After repeated failures by the Maricopa County Sheriff’s Office (“MCSO”) to timely transport in-custody defendants to court appearances, the Maricopa County Superior Court issued orders to show cause in thirty different criminal cases. The orders were directed at Deputy Chief David Trombi, who is the MCSO officer in charge of prisoner transport and asked Trombi to show cause why he should not be held in contempt. Judge Gary E. Donahoe conducted a consolidated evidentiary hearing on the thirty orders and issued an order finding Trombi in contempt. Judge Donahoe ordered Trombi to pay designated sums to the jurors, prosecutors, defense attorneys, and defendants whose cases were delayed because of the failure to timely transport defendants. Judge Donahoe also ordered Trombi to pay $2,000 to the Superior Court but specified that Trombi would be relieved of this obligation if MCSO presented a signed agreement to the court agreeing to abide by its orders and timely deliver inmates to their hearings. Trombi brought a special action to challenge the court’s contempt order.
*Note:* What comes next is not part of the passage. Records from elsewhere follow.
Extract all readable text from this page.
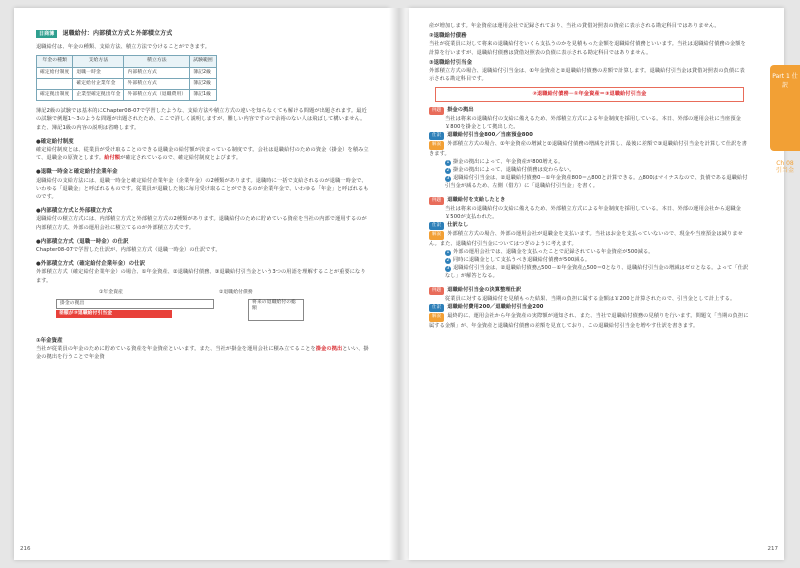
日商簿 退職給付：内部積立方式と外部積立方式
退職給付は、年金の種類、支給方法、積立方法で分けることができます。
年金の種類	支給方法	積立方法	試験範囲
確定給付制度	退職一時金	内部積立方式	簿記2級
	確定給付企業年金	外部積立方式	簿記2級
確定拠出制度	企業型確定拠出年金	外部積立方式（退職費用）	簿記1級
簿記2級の試験では基本的にChapter08-07で学習したような、支給方法や積立方式の違いを知らなくても解ける問題が出題されます。最近の試験で例題1〜3のような問題が出題されたため、ここで詳しく説明しますが、難しい内容ですので余裕のない人は飛ばして構いません。また、簿記1級の内容の説明は省略します。
●確定給付制度
確定給付制度とは、従業員が受け取ることのできる退職金の給付額が決まっている制度です。会社は退職給付のための資金（掛金）を積み立て、退職金の原資とします。給付額が確定されているので、確定給付制度とよびます。
●退職一時金と確定給付企業年金
退職給付の支給方法には、退職一時金と確定給付企業年金（企業年金）の2種類があります。退職時に一括で支給されるのが退職一時金で、いわゆる「退職金」と呼ばれるものです。従業員が退職した後に毎月受け取ることができるのが企業年金で、いわゆる「年金」と呼ばれるものです。
●内部積立方式と外部積立方式
退職給付の積立方式には、内部積立方式と外部積立方式の2種類があります。退職給付のために貯めている資産を当社の内部で運用するのが内部積立方式、外部の運用会社に積立てるのが外部積立方式です。
●内部積立方式（退職一時金）の仕訳
Chapter08-07で学習した仕訳が、内部積立方式（退職一時金）の仕訳です。
●外部積立方式（確定給付企業年金）の仕訳
外部積立方式（確定給付企業年金）の場合、①年金資産、②退職給付債務、③退職給付引当金という3つの用語を理解することが重要になります。
①年金資産	②退職給付債務
掛金の拠出
差額が③退職給付引当金
将来の退職給付の総額
①年金資産
当社が従業員の年金のために貯めている資産を年金資産といいます。また、当社が掛金を運用会社に積み立てることを掛金の拠出といい、掛金の拠出を行うことで年金資
216
産が増加します。年金資産は運用会社で記録されており、当社の貸借対照表の資産に表示される勘定科目ではありません。
②退職給付債務
当社が従業員に対して将来の退職給付をいくら支払うのかを見積もった金額を退職給付債務といいます。当社は退職給付債務の金額を計算を行いますが、退職給付債務は貸借対照表の負債に表示される勘定科目ではありません。
③退職給付引当金
外部積立方式の場合、退職給付引当金は、①年金資産と②退職給付債務の差額で計算します。退職給付引当金は貸借対照表の負債に表示される勘定科目です。
②退職給付債務－①年金資産＝③退職給付引当金
例題 掛金の拠出
当社は将来の退職給付の支給に備えるため、外部積立方式による年金制度を採用している。本日、外部の運用会社に当座預金￥800を掛金として拠出した。
仕訳 退職給付引当金800／当座預金800
解説 外部積立方式の場合、①年金資産の増減と②退職給付債務の増減を計算し、最後に差額で③退職給付引当金を計算して仕訳を書きます。
1 掛金の拠出によって、年金資産が800増える。
2 掛金の拠出によって、退職給付債務は変わらない。
3 退職給付引当金は、②退職給付債務0－①年金資産800＝△800と計算できる。△800はマイナスなので、負債である退職給付引当金が減るため、左側（借方）に「退職給付引当金」を書く。
例題 退職給付を支給したとき
当社は将来の退職給付の支給に備えるため、外部積立方式による年金制度を採用している。本日、外部の運用会社から退職金￥500が支払われた。
仕訳 仕訳なし
解説 外部積立方式の場合、外部の運用会社が退職金を支払います。当社はお金を支払っていないので、現金や当座預金は減りません。また、退職給付引当金についてはつぎのように考えます。
1 外部の運用会社では、退職金を支払ったことで記録されている年金資産が500減る。
2 同時に退職金として支払うべき退職給付債務が500減る。
3 退職給付引当金は、②退職給付債務△500－①年金資産△500＝0となり、退職給付引当金の増減はゼロとなる。よって「仕訳なし」が解答となる。
例題 退職給付引当金の決算整理仕訳
従業員に対する退職給付を見積もった結果、当期の負担に属する金額は￥200と計算されたので、引当金として計上する。
仕訳 退職給付費用200／退職給付引当金200
解説 最終的に、運用会社から年金資産の実際額が通知され、また、当社で退職給付債務の見積りを行います。問題文「当期の負担に属する金額」が、年金資産と退職給付債務の差額を見直しており、この退職給付引当金を増やす仕訳を書きます。
217
Part 1 仕訳
Ch 08 引当金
The Arizona Appeals Court partially granted relief and partially denied relief. The Appeals Court held that the Superior Court had authority to conduct the contempt proceedings by virtue of A.R.S. § 11-441(A)(4) (which creates a mandatory duty for the sheriff to “[a]ttend all courts . . . when an element of danger is anticipated and attendance is requested by the presiding judge, and obey lawful orders and directions issued by the judge”) and A.R.S. § 12-863 (which grants the court authority to find that a failure to obey orders issued pursuant A.R.S. § 11-441(A)(4) constitutes civil contempt). The Court held that Judge Donahoe did not violate the separation of powers doctrine because the contempt proceedings were not attempting to micromanage the operation of county jails, but were instead addressing the sheriff’s mandatory statutory duty.
The Court further held that the sanctions Judge Donahoe ordered the MCSO pay to jurors, prosecutors, defense attorneys, and defendants were impermissible criminal contempt sanctions because their purpose was neither to compensate the parties nor to coerce Trombi. Criminal contempt sanctions were impermissible in this case because Judge Donahoe failed to follow the procedures set out in Ariz. R. Crim. P. 33 and because there was no finding beyond a reasonable doubt that Trombi acted willfully. The Court concluded, however, that the $2,000 fine was a permissible civil contempt sanction because Trombi was given the opportunity to avoid the fine through future compliance. The Court upheld the civil contempt sanction of $2,000 and vacated the remaining sanctions without prejudice to further contempt proceedings.
Judge Swann authored the opinion; Judges Winthrop and Brown concurred.